Kristi Bothur is one of our contributing authors to Sunshine After the Storm. Kristi had three miscarriages between her first and fifth children. She began a local grief support group in Columbia, SC that is called Naomi’s Circle. Originally designed to be a group for those with other small children or trying to conceive or are pregnant after loss, Naomi’s Circle is open to anyone who would like to commune with other grieving parents.
Recently, she wrote this piece on her blog, This Side of Heaven, and is sharing it with us today.
11/04/2013 by Kristi Bothur
There were no photographs this time, no funeral, no evidence that she’d ever lived except for our three ultrasound pictures and our broken hearts.
But the thing about rainbows is…they don’t have to stick around long to make an impact on your heart. I remember on our honeymoon during a few days in Yellowstone National Park, the weather was misty and we were on the lookout for rainbows.

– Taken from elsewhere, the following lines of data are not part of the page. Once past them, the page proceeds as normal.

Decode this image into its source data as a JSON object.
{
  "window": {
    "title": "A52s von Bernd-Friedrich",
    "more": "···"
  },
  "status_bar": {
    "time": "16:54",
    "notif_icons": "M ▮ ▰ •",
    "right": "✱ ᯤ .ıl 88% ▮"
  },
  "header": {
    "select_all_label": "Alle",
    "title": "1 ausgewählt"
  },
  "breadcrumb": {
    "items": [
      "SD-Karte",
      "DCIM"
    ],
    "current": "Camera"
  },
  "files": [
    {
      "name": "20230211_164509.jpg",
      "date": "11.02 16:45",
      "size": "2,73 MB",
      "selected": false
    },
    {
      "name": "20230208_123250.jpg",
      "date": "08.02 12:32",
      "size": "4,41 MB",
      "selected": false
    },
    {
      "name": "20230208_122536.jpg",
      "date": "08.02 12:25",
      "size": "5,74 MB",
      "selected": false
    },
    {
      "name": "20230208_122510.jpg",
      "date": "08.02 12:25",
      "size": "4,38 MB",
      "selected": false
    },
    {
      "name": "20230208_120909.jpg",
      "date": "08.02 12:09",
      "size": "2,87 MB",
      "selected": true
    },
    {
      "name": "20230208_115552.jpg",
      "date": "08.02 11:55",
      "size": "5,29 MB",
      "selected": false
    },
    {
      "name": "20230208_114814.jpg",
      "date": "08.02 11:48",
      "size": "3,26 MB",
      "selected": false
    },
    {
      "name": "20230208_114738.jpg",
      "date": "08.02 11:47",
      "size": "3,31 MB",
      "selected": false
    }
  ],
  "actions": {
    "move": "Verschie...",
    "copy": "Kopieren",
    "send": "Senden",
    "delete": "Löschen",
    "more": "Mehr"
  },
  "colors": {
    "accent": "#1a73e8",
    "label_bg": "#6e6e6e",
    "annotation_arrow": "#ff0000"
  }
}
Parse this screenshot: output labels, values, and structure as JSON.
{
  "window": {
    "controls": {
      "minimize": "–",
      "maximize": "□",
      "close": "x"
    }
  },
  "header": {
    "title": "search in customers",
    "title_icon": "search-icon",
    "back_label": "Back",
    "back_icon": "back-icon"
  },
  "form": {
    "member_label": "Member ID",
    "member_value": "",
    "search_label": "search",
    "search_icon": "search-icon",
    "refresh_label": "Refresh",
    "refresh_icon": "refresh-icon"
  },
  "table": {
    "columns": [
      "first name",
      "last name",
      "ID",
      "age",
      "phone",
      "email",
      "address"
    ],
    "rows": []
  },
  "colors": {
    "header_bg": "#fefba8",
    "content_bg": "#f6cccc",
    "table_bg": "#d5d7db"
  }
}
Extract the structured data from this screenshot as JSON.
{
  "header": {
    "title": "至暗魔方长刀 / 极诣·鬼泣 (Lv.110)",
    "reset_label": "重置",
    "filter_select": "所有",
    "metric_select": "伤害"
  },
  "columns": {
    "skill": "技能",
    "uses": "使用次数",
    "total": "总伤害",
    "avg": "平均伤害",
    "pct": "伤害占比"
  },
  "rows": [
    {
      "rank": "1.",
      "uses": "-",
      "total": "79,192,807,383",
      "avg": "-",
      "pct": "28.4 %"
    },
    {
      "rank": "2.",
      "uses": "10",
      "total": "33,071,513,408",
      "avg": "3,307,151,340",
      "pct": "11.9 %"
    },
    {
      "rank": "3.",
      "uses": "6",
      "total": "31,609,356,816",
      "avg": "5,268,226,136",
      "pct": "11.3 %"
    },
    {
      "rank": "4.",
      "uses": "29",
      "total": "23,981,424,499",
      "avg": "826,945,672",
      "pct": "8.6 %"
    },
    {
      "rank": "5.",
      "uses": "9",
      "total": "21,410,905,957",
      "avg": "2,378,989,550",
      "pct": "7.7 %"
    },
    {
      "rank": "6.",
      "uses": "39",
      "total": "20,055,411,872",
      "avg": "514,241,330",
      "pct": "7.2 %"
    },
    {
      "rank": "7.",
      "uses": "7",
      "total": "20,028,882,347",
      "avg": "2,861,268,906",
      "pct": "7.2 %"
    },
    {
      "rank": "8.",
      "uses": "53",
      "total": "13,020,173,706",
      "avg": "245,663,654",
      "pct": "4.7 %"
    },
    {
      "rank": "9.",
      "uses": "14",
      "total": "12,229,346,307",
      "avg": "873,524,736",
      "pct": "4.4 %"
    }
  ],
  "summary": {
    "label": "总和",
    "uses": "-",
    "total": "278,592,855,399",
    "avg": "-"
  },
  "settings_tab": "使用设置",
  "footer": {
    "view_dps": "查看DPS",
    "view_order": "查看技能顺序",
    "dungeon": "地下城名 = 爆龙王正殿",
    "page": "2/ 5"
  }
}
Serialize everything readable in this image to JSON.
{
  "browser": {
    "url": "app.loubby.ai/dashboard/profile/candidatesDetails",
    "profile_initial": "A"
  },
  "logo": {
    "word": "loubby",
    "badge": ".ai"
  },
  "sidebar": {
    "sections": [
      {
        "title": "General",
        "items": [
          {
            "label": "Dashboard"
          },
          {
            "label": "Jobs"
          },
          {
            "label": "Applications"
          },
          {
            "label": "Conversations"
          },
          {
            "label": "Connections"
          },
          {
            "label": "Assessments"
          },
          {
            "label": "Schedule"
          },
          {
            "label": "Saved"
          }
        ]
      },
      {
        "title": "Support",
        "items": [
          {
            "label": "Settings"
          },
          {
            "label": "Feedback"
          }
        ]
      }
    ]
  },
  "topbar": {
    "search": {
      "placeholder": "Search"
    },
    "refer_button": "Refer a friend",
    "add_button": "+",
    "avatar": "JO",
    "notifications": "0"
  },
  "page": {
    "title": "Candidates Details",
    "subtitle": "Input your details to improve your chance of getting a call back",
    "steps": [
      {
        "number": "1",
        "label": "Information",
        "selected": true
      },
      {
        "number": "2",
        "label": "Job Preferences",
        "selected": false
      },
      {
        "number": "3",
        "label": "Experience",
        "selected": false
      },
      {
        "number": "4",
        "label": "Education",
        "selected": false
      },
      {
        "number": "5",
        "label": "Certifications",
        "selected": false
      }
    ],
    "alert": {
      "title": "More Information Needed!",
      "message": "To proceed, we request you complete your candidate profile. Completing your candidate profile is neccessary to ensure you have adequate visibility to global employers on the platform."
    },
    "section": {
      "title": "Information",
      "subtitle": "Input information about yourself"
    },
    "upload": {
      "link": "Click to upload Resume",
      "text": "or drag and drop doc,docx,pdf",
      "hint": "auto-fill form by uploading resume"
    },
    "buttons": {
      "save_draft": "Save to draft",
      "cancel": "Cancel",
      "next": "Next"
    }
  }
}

It didn’t matter if they we’re brilliant or faint or if they lasted a few seconds or several minutes. Something about seeing rainbows filled us with joy and hope, as we remembered God’s promise of future faithfulness, to never again overwhelm the world with a flood.The same was true of our little rainbow. We named her Kyria Hope, assuming she was a girl, like our first two. “Kyria” from 2 John, when the apostle refers to the “chosen lady”. We believed with all or hearts that God chose to give Kyria to us, that her brief life had a purpose, and that we will someday get to speak with her face to face (2 John 1:12). Her middle name, Hope, was because God used her life to fill me with hope – not in another pregnancy, but in the reminder of the lessons I had learned when we lost Naomi, that even when we despair of life itself, we can have hope in Jesus (2 Corinthians 1:8-11).
Kyria often gets overlooked in our story. Naomi was our first loss, our most traumatic medically-speaking, the one we got to hold and take pictures of, and the one we named our Naomi’s Circle ministry for. I some ways, my missing of her was more intense, and for a while I felt guilty about that. Losing Kyria, though, taught me an important lesson – it’s okay to grieve different losses differently. It doesn’t mean you love one baby more and another less. It doesn’t make you a bad mother.
I knew Naomi longer and losing her changed my life so drastically, ushering me into the pregnancy loss community. Kyria’s passing was more of a “normal” miscarriage, but God has used her life to show me what so many other women go through, and that no matter how far along a loss occurs, it’s still your child.So today, I am thinking fondly of our little girl who, if she had lived, would have been three on our anniversary this past June – our third child, our inspiration for Pregnancy and Infant Loss Remembrance Sunday, our little rainbow. I can’t wait to meet her in Heaven!